They train to smile with chopsticks wedged between their teeth and books balanced on their heads. They must be nearly as tall as the Miss China beauty contestants and produce smiles outlasting any beauty contest: 4 hours and 48 minutes aboard the new train from China’s capital to coast.
The 313 attendants on the 1,318-km Beijing-Shanghai bullet train launched last week have earned the online nickname ‘high-speed sisters’ for their charm offensive. The glimpses of smile training sessions reported in the media served to divert some of the public attention away from the high ticket prices and corruption and safety scandals in China’s railroad expansion.
The pretty army carries forward the Chinese economy’s official obsession with hostesses between 19-22 years who can smile showing only six to eight front teeth. They are now an anticipated fixture in every national project starting from the Beijing Olympics to the Harmony trains launched ahead of the 90th anniversary of the Communist Party.
“Crew members must be female, younger than 28 years, be of fair complexion and have a shapely figure that conforms to selection standards,” according to the China Daily. “The crew must be able to converse in English and know all about the train. They must weigh less than 60 kg and be 165-170 cm tall.”
For pictures of the chopstick smiles, see this.
I was aboard the train, traveling ticket-less on a government-organised test run last Monday, read article.
The second-class compartment (555 yuan or Rs 3,885) had narrow blue seats ideal only for weight-conscious passengers. There was a charging point for my laptop and soon there will be wi-fi. The restroom had full-length mirrors and more space than an airline loo. Ahead in the first-class compartment, seats were wider and fitted with reading lamps. The red leather reclining business class seats cost more than an airline ticket with prices fixed at 1,750 yuan (Rs 12,250).
Perhaps frazzled by the railway officials and foreign camera crews roaming the length of the train last Monday, the high-speed sisters began to look nervous and tired after pushing heavy trolleys laden with KFC breakfast bags and later, chicken curry and shrimp lunch boxes. The attendants I spoke to couldn’t converse in English and kept forgetting to bring anything I requested.

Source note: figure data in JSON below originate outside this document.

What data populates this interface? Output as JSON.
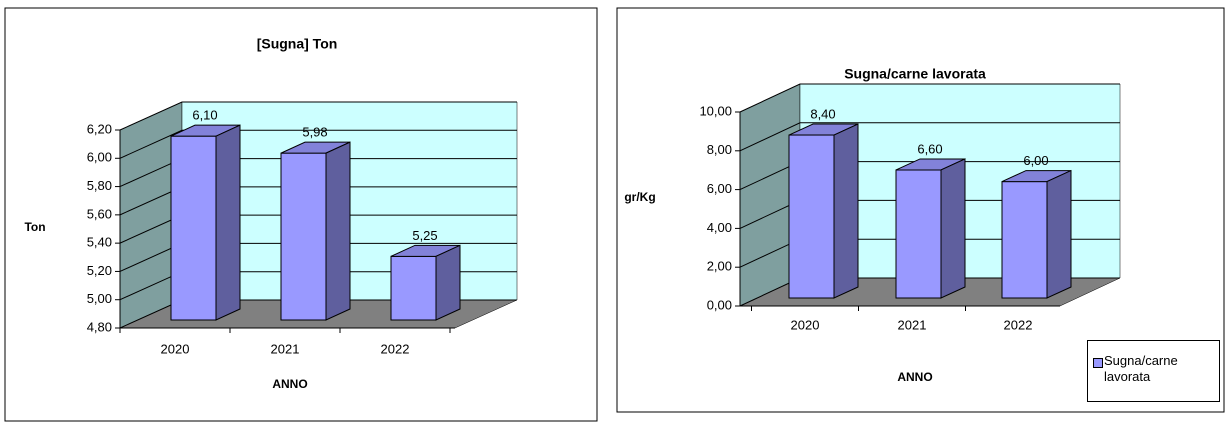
{
  "chart_data": [
    {
      "type": "bar3d",
      "title": "[Sugna] Ton",
      "ylabel": "Ton",
      "xlabel": "ANNO",
      "categories": [
        "2020",
        "2021",
        "2022"
      ],
      "values": [
        6.1,
        5.98,
        5.25
      ],
      "value_labels": [
        "6,10",
        "5,98",
        "5,25"
      ],
      "color": "#9999ff",
      "ylim": [
        4.8,
        6.2
      ],
      "yticks": [
        {
          "value": 4.8,
          "label": "4,80"
        },
        {
          "value": 5.0,
          "label": "5,00"
        },
        {
          "value": 5.2,
          "label": "5,20"
        },
        {
          "value": 5.4,
          "label": "5,40"
        },
        {
          "value": 5.6,
          "label": "5,60"
        },
        {
          "value": 5.8,
          "label": "5,80"
        },
        {
          "value": 6.0,
          "label": "6,00"
        },
        {
          "value": 6.2,
          "label": "6,20"
        }
      ],
      "grid": true
    },
    {
      "type": "bar3d",
      "title": "Sugna/carne lavorata",
      "ylabel": "gr/Kg",
      "xlabel": "ANNO",
      "categories": [
        "2020",
        "2021",
        "2022"
      ],
      "series": [
        {
          "name": "Sugna/carne lavorata",
          "color": "#9999ff",
          "values": [
            8.4,
            6.6,
            6.0
          ],
          "value_labels": [
            "8,40",
            "6,60",
            "6,00"
          ]
        }
      ],
      "ylim": [
        0,
        10
      ],
      "yticks": [
        {
          "value": 0,
          "label": "0,00"
        },
        {
          "value": 2,
          "label": "2,00"
        },
        {
          "value": 4,
          "label": "4,00"
        },
        {
          "value": 6,
          "label": "6,00"
        },
        {
          "value": 8,
          "label": "8,00"
        },
        {
          "value": 10,
          "label": "10,00"
        }
      ],
      "grid": true,
      "legend": "bottom-right"
    }
  ]
}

The bullet train has world-class technology and Chinese-style service. When I needed a glass of water, I got a choice of green tea or boiling water. The food selection was meaty except for little plastic bowls containing cherries, tomatoes and grapes. I had remembered to put a bread roll in my hand bag when I dashed out of my apartment at 6.30 am, but I was still hungry by lunch time. I requested an attendant to provide one of the packets of nuts that was distributed when I was away from my seat, interviewing an engineer. She forgot to smile or bring it, but she was kind enough to clear the shells left strewn all over my table by a passenger who enjoyed my window seat in my absence.